Handel’s Hallelujah at Bard

From left: Violin Concertmaster Esther Goldy Roestan, Violist Batmyagmar, Conductor Leon Botstein

by Kevin T McEneaney

George Frederick Handel’s glorious 1741 oratorio, Messiah, remains a living masterpiece, which means one can hear it every year with renewed pleasure. The Orchestra Now under the baton of Leon Botstein delivered a memorable performance last Saturday night.

Special kudos to trumpeter Samuel Exline (where finesse of restraint is key), JJ Silvey on oboe (such an important role), and Joshua Stauffer on theorbo (a monster baroque guitar) which is not usually included in performances of Messiah.

For outstanding voice special applause: tenor Zihao Liu; soprano Kirby Burgess; baritone Jonathan Lawler; soprano Montana Smith; bass-baritone, Michela Aoun, Katherine Lerner Lee, and a host of other singers, plus the huge chorus of three choirs under direction of James Bagwell.

 

Tenor Zihao Liu

Overhearing the rehearsal from the street in a Dublin Spring of 1742 Johnathan Swift was not impressed and complained of the “scringing and screaming,” yet the Dublin April 13th performance was a tremendous success. All profits went to charities: a hospital prisoner relief, and an infirmary.
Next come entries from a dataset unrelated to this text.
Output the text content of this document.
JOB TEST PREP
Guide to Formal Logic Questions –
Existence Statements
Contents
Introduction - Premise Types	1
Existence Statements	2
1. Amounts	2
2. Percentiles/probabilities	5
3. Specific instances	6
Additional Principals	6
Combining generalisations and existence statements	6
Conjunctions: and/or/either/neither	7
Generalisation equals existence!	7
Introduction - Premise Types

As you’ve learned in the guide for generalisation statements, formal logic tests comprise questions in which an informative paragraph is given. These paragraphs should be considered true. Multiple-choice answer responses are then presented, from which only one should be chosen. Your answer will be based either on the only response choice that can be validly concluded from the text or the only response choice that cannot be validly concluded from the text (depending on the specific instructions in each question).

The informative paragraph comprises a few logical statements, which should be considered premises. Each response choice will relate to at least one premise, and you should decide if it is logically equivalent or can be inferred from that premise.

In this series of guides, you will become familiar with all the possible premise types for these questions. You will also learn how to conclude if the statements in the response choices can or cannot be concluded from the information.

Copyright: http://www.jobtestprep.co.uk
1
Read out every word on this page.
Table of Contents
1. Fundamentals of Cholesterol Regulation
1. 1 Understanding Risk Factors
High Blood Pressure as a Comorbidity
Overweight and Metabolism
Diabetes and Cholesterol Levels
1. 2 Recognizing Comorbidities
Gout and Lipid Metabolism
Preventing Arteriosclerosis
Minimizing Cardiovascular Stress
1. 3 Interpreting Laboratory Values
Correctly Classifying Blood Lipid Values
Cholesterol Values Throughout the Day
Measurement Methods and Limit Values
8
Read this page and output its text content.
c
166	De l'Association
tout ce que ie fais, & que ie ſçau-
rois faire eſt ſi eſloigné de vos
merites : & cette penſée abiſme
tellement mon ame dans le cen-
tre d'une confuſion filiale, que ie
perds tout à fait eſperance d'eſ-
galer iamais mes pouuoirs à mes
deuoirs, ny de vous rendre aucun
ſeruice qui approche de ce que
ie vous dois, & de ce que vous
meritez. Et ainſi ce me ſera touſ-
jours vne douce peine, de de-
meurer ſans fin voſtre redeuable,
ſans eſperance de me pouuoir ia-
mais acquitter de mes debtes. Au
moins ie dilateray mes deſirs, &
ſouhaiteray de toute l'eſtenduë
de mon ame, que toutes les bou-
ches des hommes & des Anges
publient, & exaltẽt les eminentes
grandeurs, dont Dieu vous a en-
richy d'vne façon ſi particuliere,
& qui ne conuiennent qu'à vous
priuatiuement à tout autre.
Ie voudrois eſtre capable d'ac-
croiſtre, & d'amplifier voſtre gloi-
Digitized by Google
While the populace was not impressed by Messiah in its first London performance on March 23, 1743, King George II was more than impressed. During the “Hallelujah Chorus” the king was so moved he stood up. Subsequent performances have repeated this tradition. From experience, I can attest that something marvelously strange occurs in the brain at this point in the oratorio: transcendent exultation unlike any other enthusiasm from any oratorio or opera.

Either it was too-long an oratorio with singers who could not perform some of the difficult soprano solos, or peoples’ attention was turned to the exciting scents of Spring outdoors, and they did not wish to be confined elbow-to-elbow in a building for three hours.

After the failure of the oratorio, Handel in 1749 donated a new organ to the Foundling Hospital in London. He dedicated the organ on May 1, 1750, with a performance of Messiah; he gave the orphanage exclusive rights to its performance. For the next nine years at the orphanage Handel conducted annual performances around Easter. His generosity not only saved the orphanage, but it established Messiah as a monumental masterpiece.

During the April 6, 1759, performance Handel, now blind, became faint as he directed “The Trumpet Shall Sound” movement. He appeared to recover by the final Amen, yet he went home to bed and never recovered, dying on Good Saturday.

Part of the appeal of Handel’s Messiah resides in its non-liturgical conception. The pathos of the work remains rooted in ethical humanism rather liturgical dignity. The work reflects the ethical ideals of The Enlightenment, yet it is also true that its popularity is due partially to its religious appeal of redemption addressed to a middle-class audience.

The work itself, despite a prose libretto, propels taut, dramatic tension. Yet it is the chorale numbers that create a new aesthetic synthesis by incorporating the finest conceptions and techniques from German cantata, Italian opera and choral tradition, and English anthem choral singing.

The origin of Messiah as a concept has been around for at least three thousand years. The religious reformer Zarathustra decided that tyranny would always be with us, and he could not persuade people to forgo a hope in deliverance, so he sidetracked the coming of a Messiah unto the final days of humanity. 

 

Eventually, the popularity of Messiah lay in its thematic appeal to peace and childlike myth of resurrection at Easter. But it is Handel’s music, its arrangement, the solos, the musicians, and the choral choir that creates a peculiar magic which resonates within one’s skull for a satisfactory amount of time.

To counter the dense stress of the Holiday Season, the performance of this masterpiece—at least in this performance— leaves one with a feeling of resurrection since the stage at Sosnoff appeared to levitate for several minutes at climax.